How financial interest charges differ from interest charges on technical debt
Last updated on December 21st, 2017 at 01:48 pm
Second only to the term debt, the term interest is perhaps the most common financial term in the literature of technical debt. In the financial realm, interest charges are the cost of using money, usually expressed as a percentage rate per unit time.
Credit cards. Revolving, unsecured, charge accounts are perhaps the most familiar form of financial debt. They do have one thing in common with technical debt: with either one, it’s easy to get into debt over your head.
The notion of interest is deep in our culture. People understand it well, but the way they understand it corresponds to interest rates that are fixed, or at worst relatively slowly varying. This understanding creates a bias in the way we understand technical debt, in the sense that we perceive the elements of technical debt as imposing a cost that is a relatively stable fraction, per fiscal period, of the initial MPrin. This belief doesn’t correspond to the reality of technology-based systems, which are the targets of the technical debt metaphor. Formulating sound technical debt policy depends on understanding the nature of the difference between interest on financial debt and the metaphorical interest charges associated with technical debt.
There are two fundamental reasons why metaphorical interest charges on technical debt differ from the interest on financial debt.
Metaphorical interest charges depend strongly on whether and how the people of the enterprise interact with the assets bearing the technical debt.
The metaphorical interest charges on technical debt include the value of opportunities lost to the enterprise (opportunity cost) due to depressed productivity and reduced organizational agility.
Neither of these factors has a direct analog in the financial context. In finance, the interest charges depend solely on a mathematical formula based on the interest rate and the size of the principal.
In the next few posts we’ll explore the properties of metaphorical interest charges. This investigation will help clarify how they differ from financial interest charges, and how that difference contributes to difficulties in managing technical debt.
The Principal Principle is that a focus on the metaphorical principal of a technical debt can be your undoing. Focus on the metaphorical interest charges. Drive them to Zero and keep them there.
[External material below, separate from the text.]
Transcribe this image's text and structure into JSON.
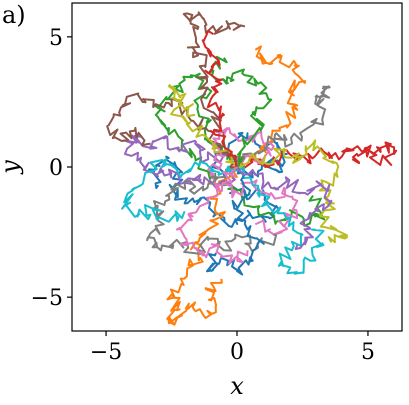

Misunderstandings about the metaphorical interest charges on technical debt are costly. They prevent us from exploiting the properties of technical debt that reduce carrying costs and retirement costs. And the misunderstandings arise from the fact that the technical debt metaphor is only a metaphor—technical debt and financial debt are different.
The metaphorical interest charges (MICs) and metaphorical principal (MPrin) of a particular class of technical debt can change as a result of retiring other seemingly unrelated classes of technical debt. In most cases, engineering expertise is required to determine technical debt retirement strategies that can exploit this property of technical debt.
Unlike financial debt, for technical debt there are no legally required reports or disclosures. We can sometimes estimate MICs, but most organizations don’t track the data necessary to estimate MICs with useful precision. Indeed, developing useful estimates is often technically impossible.
Rescheduling interest payments on financial debt is possible only by prearrangement or in bankruptcy, but MICs on technical debt can often be rescheduled by rescheduling work that might incur them. This is useful when we plan to retire assets bearing technical debt, because their technical debt vanishes.